Thought for the Day - BBC Radio 4 - 9 September 2020

I recently heard the actor Tom Ellis interviewed about the latest series of Lucifer, the hit drama he stars in. I confess I hadn’t heard of the programme but with previous episodes still available I’ve now started watching. The premise is that Lucifer, played by Ellis, fed up with hell decides to take a vacation to Los Angeles where he meets a detective played by Lauren German. They become partners, solving a new crime in each episode. But as the drama unfolds Lucifer begins to change, apparently influenced by the mortals among whom he lives. He loses some of his supernatural powers, begins to make mistakes, and can be physically hurt, bleeding when he’s cut for example. But as he grows weaker bodily, he also gains the capacity to love and feel remorse, he develops a conscience and a desire to help others.  Depending on how you think of it, his emerging vulnerability can be seen as weakness or as strength.

Frailty of mind and body may well be shortcomings but they’re part of being human and more than that they make possible the best of what makes us human. Loving someone makes us vulnerable, open to being hurt, thereby exposing our weakness, but the capacity to love is also our greatest gift, drawing out of us compassion, kindness, empathy.

In his second letter to the Corinthians St Paul wrote of people being like clay jars, easily cracked and broken. But Christianity teaches that it is these very cracks that allow God’s light to find a way in; and indeed our light to shine out.

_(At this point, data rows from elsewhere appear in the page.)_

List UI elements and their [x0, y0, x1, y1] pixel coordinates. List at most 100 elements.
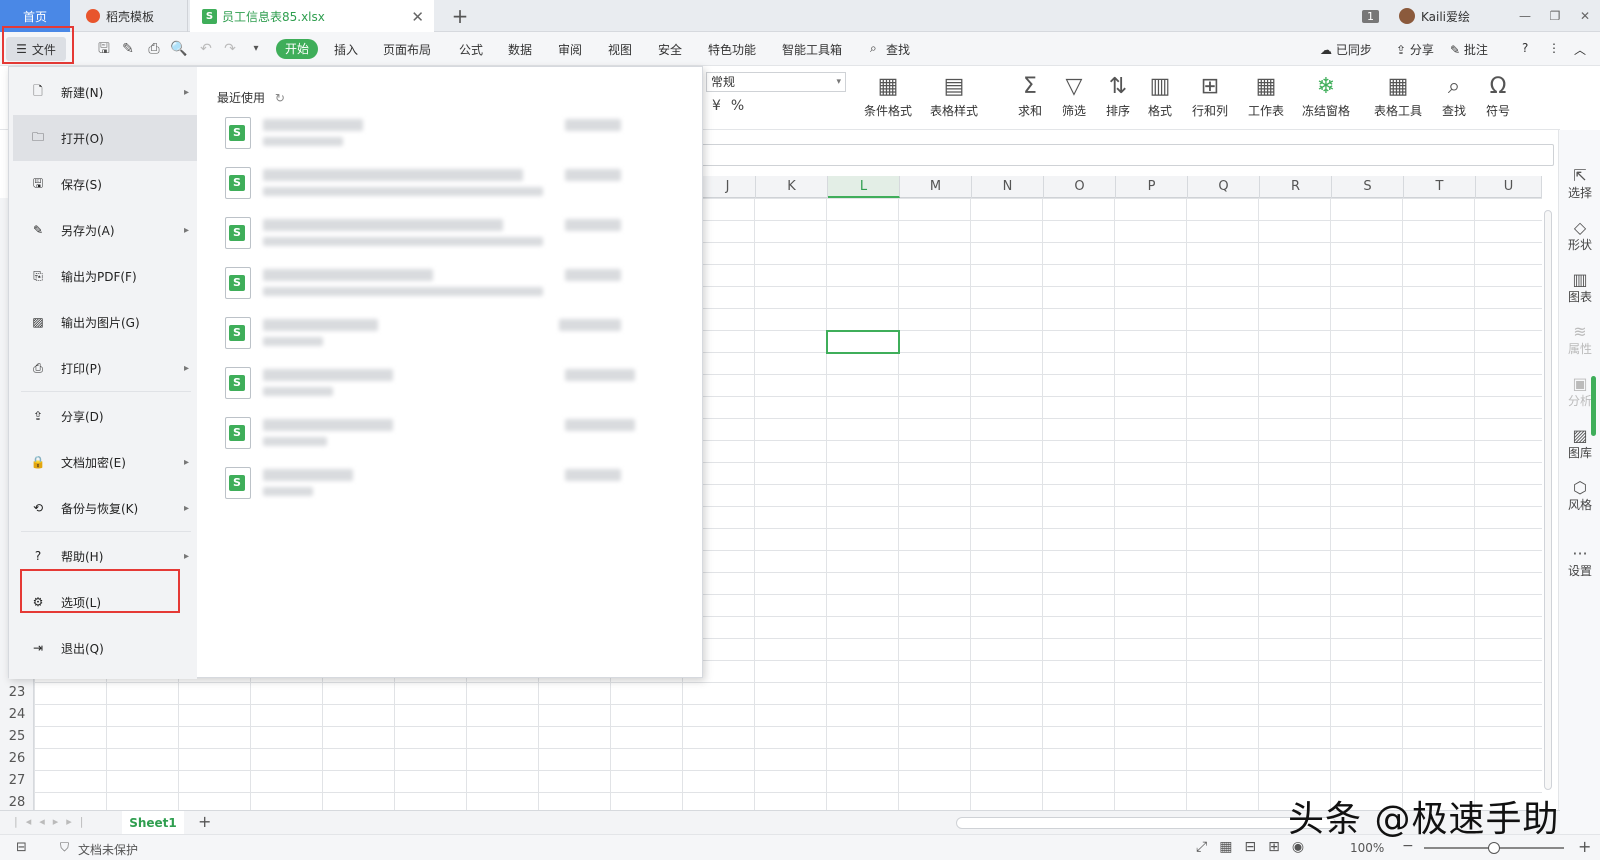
minimize-icon[interactable]: — [1510, 9, 1540, 23]
menu-item-open[interactable]: 🗀 打开(O) [13, 115, 197, 161]
exit-icon: ⇥ [32, 641, 44, 655]
recent-file-item[interactable]: S [225, 113, 645, 157]
column-header-p[interactable]: P [1116, 176, 1188, 198]
table-tools-button[interactable]: ▦ 表格工具 [1368, 72, 1428, 119]
panel-style[interactable]: ⬡ 风格 [1559, 478, 1600, 513]
row-col-button[interactable]: ⊞ 行和列 [1180, 72, 1240, 119]
menu-tab-view[interactable]: 视图 [608, 41, 632, 58]
column-header-o[interactable]: O [1044, 176, 1116, 198]
more-icon[interactable]: ⋮ [1548, 41, 1560, 55]
recent-file-item[interactable]: S [225, 463, 645, 507]
menu-tab-insert[interactable]: 插入 [334, 41, 358, 58]
zoom-in-icon[interactable]: + [1578, 837, 1591, 856]
symbol-button[interactable]: Ω 符号 [1468, 72, 1528, 119]
protection-status[interactable]: 文档未保护 [78, 841, 138, 858]
recent-file-item[interactable]: S [225, 313, 645, 357]
user-name[interactable]: Kaili爱绘 [1421, 8, 1470, 25]
print-preview-icon[interactable]: 🔍 [170, 41, 187, 57]
format-painter-icon[interactable]: ✎ [120, 41, 136, 57]
column-header-r[interactable]: R [1260, 176, 1332, 198]
tab-daoke-templates[interactable]: 稻壳模板 [76, 0, 188, 32]
panel-settings[interactable]: ··· 设置 [1559, 544, 1600, 579]
menu-tab-formula[interactable]: 公式 [459, 41, 483, 58]
redo-icon[interactable]: ↷ [222, 41, 238, 57]
number-format-select[interactable]: 常规 ▾ [706, 72, 846, 92]
conditional-format-button[interactable]: ▦ 条件格式 [858, 72, 918, 119]
recent-file-item[interactable]: S [225, 263, 645, 307]
column-header-l[interactable]: L [828, 176, 900, 198]
collapse-ribbon-icon[interactable]: ︿ [1574, 41, 1586, 58]
zoom-slider-handle[interactable] [1488, 842, 1500, 854]
formula-input[interactable] [700, 144, 1554, 166]
sheet-tab-sheet1[interactable]: Sheet1 [122, 811, 184, 835]
close-window-icon[interactable]: ✕ [1570, 9, 1600, 23]
menu-tab-start[interactable]: 开始 [276, 39, 318, 59]
menu-item-share[interactable]: ⇪ 分享(D) [13, 393, 197, 439]
print-icon[interactable]: ⎙ [146, 41, 162, 57]
menu-tab-features[interactable]: 特色功能 [708, 41, 756, 58]
toolbar-search-label[interactable]: 查找 [886, 41, 910, 58]
close-tab-icon[interactable]: ✕ [411, 8, 424, 26]
recent-file-item[interactable]: S [225, 363, 645, 407]
menu-tab-review[interactable]: 审阅 [558, 41, 582, 58]
menu-tab-security[interactable]: 安全 [658, 41, 682, 58]
undo-icon[interactable]: ↶ [198, 41, 214, 57]
column-header-k[interactable]: K [756, 176, 828, 198]
row-header-23[interactable]: 23 [0, 682, 34, 704]
column-header-m[interactable]: M [900, 176, 972, 198]
row-header-27[interactable]: 27 [0, 770, 34, 792]
menu-item-export-image[interactable]: ▨ 输出为图片(G) [13, 299, 197, 345]
menu-item-encrypt[interactable]: 🔒 文档加密(E) ▸ [13, 439, 197, 485]
menu-item-new[interactable]: 🗋 新建(N) ▸ [13, 69, 197, 115]
menu-item-print[interactable]: ⎙ 打印(P) ▸ [13, 345, 197, 391]
column-header-q[interactable]: Q [1188, 176, 1260, 198]
comment-button[interactable]: ✎ 批注 [1450, 41, 1488, 58]
row-header-24[interactable]: 24 [0, 704, 34, 726]
avatar[interactable] [1398, 8, 1415, 24]
table-style-button[interactable]: ▤ 表格样式 [924, 72, 984, 119]
menu-tab-page-layout[interactable]: 页面布局 [383, 41, 431, 58]
row-header-25[interactable]: 25 [0, 726, 34, 748]
menu-item-save[interactable]: 🖫 保存(S) [13, 161, 197, 207]
sync-status[interactable]: ☁ 已同步 [1320, 41, 1372, 58]
worksheet-button[interactable]: ▦ 工作表 [1236, 72, 1296, 119]
column-header-t[interactable]: T [1404, 176, 1476, 198]
zoom-slider[interactable] [1424, 842, 1564, 854]
add-sheet-icon[interactable]: + [198, 812, 211, 831]
page-count-badge[interactable]: 1 [1361, 9, 1379, 23]
panel-chart[interactable]: ▥ 图表 [1559, 270, 1600, 305]
refresh-icon[interactable]: ↻ [275, 91, 285, 105]
sheet-nav-icons[interactable]: |◂◂▸▸| [14, 815, 92, 828]
horizontal-scrollbar[interactable] [956, 817, 1336, 829]
column-header-u[interactable]: U [1476, 176, 1542, 198]
panel-shape[interactable]: ◇ 形状 [1559, 218, 1600, 253]
new-tab-button[interactable]: + [448, 0, 472, 32]
column-header-n[interactable]: N [972, 176, 1044, 198]
restore-icon[interactable]: ❐ [1540, 9, 1570, 23]
freeze-pane-button[interactable]: ❄ 冻结窗格 [1296, 72, 1356, 119]
help-icon[interactable]: ? [1522, 41, 1528, 55]
vertical-scrollbar[interactable] [1544, 210, 1552, 790]
zoom-level[interactable]: 100% [1350, 841, 1384, 855]
menu-item-backup[interactable]: ⟲ 备份与恢复(K) ▸ [13, 485, 197, 531]
menu-tab-data[interactable]: 数据 [508, 41, 532, 58]
menu-item-exit[interactable]: ⇥ 退出(Q) [13, 625, 197, 671]
panel-select[interactable]: ⇱ 选择 [1559, 166, 1600, 201]
recent-file-item[interactable]: S [225, 163, 645, 207]
save-icon[interactable]: 🖫 [96, 41, 112, 57]
menu-tab-smart-tools[interactable]: 智能工具箱 [782, 41, 842, 58]
recent-file-item[interactable]: S [225, 213, 645, 257]
menu-item-save-as[interactable]: ✎ 另存为(A) ▸ [13, 207, 197, 253]
panel-properties[interactable]: ≋ 属性 [1559, 322, 1600, 357]
customize-toolbar-icon[interactable]: ▾ [248, 41, 264, 57]
recent-file-item[interactable]: S [225, 413, 645, 457]
column-header-s[interactable]: S [1332, 176, 1404, 198]
row-header-26[interactable]: 26 [0, 748, 34, 770]
status-macro-icon[interactable]: ⊟ [16, 840, 27, 855]
search-icon[interactable]: ⌕ [870, 41, 877, 56]
share-button[interactable]: ⇪ 分享 [1396, 41, 1434, 58]
tab-active-file[interactable]: S 员工信息表85.xlsx ✕ [190, 0, 434, 32]
column-header-j[interactable]: J [700, 176, 756, 198]
selected-cell[interactable] [826, 330, 900, 354]
menu-item-export-pdf[interactable]: ⎘ 输出为PDF(F) [13, 253, 197, 299]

Contemporary society doesn’t always make it easy for us to acknowledge our shortcomings. There can be a lot of pressure, particularly on those in positions of leadership, to appear super human, with any admission of frailty seen as something entirely negative. Perhaps that’s why it’s so rare to hear public figures apologise for their mistakes or indeed take appropriate responsibility for errors of judgement. All too easily people are categorised in black and white terms, the bad vilified or cynically dragged down and the good put on glass pedestals that can all too easily get shattered.

At this time of national crisis as all kinds of leaders (political, civic and religious) make decisions at national and local level there are bound to be plenty of mistakes and errors of judgement. But perhaps we might spare a thought for those whose humanity, like ours, includes cracks from which light and goodness can also escape.